Cuffe Tilden (ca.1756-1778) was born in Hanover as one of the black slaves of Job Tilden (1726-1809), who was a slave dealer.

When the War broke out, Job Tilden became a lieutenant, and his slave Cuffe joined the militia, adopting his master’s last name. Cuffe served in Capt. Samuel King’s Company, Col. Josiah Whitney’s Regiment at Hull from July 17 to November 1, 1776. He enlisted in Col. John Baileys 2nd Massachusetts Regiment in March, 1777. The 2nd Mass. Regiment saw action at the Battle of Saratoga in the Fall of 1777.

Cuffe Tilden died at Valley Forge on January 28th, 1778. He was buried in an unmarked grave, like many who died at Valley Forge, alongside his fellow soldiers.

He was twenty-two years old.


Prince Bailey / Dunsick

“When I was about eight years of age, I was stolen from Africa my native country and brought to America; my original name was Dinsick—but on my arrival I was called by may masters name which was Bailey.”

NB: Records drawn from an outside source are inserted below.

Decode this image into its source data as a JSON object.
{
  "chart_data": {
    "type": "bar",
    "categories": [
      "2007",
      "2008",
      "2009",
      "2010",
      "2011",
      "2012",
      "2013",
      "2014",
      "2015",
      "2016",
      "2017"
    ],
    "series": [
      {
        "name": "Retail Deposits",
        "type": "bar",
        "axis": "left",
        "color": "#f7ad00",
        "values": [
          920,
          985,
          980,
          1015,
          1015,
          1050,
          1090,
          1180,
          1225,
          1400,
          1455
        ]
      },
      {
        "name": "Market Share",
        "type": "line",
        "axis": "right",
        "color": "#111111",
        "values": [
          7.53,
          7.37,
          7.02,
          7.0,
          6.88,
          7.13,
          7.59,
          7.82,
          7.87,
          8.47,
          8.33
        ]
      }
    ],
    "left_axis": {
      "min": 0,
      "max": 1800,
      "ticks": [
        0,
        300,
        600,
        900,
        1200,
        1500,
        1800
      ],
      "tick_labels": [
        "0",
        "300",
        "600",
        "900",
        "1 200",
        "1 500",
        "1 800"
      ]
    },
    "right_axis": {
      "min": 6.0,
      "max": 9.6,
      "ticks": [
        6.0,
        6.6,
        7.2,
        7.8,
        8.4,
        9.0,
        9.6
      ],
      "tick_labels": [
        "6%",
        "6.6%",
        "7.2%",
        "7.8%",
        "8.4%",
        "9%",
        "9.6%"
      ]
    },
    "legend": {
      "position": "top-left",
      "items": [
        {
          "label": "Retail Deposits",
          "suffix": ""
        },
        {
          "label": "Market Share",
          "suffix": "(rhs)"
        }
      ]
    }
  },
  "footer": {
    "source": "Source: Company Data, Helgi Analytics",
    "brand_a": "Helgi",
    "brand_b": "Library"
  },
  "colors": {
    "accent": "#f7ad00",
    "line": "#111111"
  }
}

Prince Bailey was a slave of George Bailey of Hanover who enlisted in Col. John Bailey’s 2nd Massachusetts Regiment in March, 1777. He served the full term of three years. He was in the battle of Saratoga, survived the winter at Valley Forge, and saw action at the Battle of Monmouth. He was discharged honorably in 1780.

He returned to Hanover where he married Hannah Vineson and moved to Leeds, Maine. They had no children. He petitioned for a pension in 1818, but died poor, in 1831.

He was eighty-two years old.


Muster List
Captain Webb’s 12th Division of Six Months Men
July 11, 1780
Hanover Historical Society

As the Revolutionary war dragged on, more volunteer and enlistments were needed, from different parts of the colonies and different occupations. This is a list of men enlisting for six months service under Capt. George Webb (1740-1825). Capt. Webb was the commanding officer for the famous Deborah Sampson during his service. The enlistments here joined in Springfield, Massachusetts in July of 1780, when most of the fighting had moved to the Southern colonies. The document lists names, appearance, occupation, and town of origin. Among the forty-one names, there were twenty-nine farmers and eight other occupations. The youngest name was sixteen, and the oldest forty-six. Eleven were under twenty years old, twenty-five in their twenties, and four were thirty or older. Nineteen were from Essex County, fifteen from Plymouth County, two from Worcester County, four from Bristol County and one unknown. Of the fifteen men who enlisted from Hanover on this list, eight were farmers, two housewrights, two smiths, one carpenter, and one forgeman.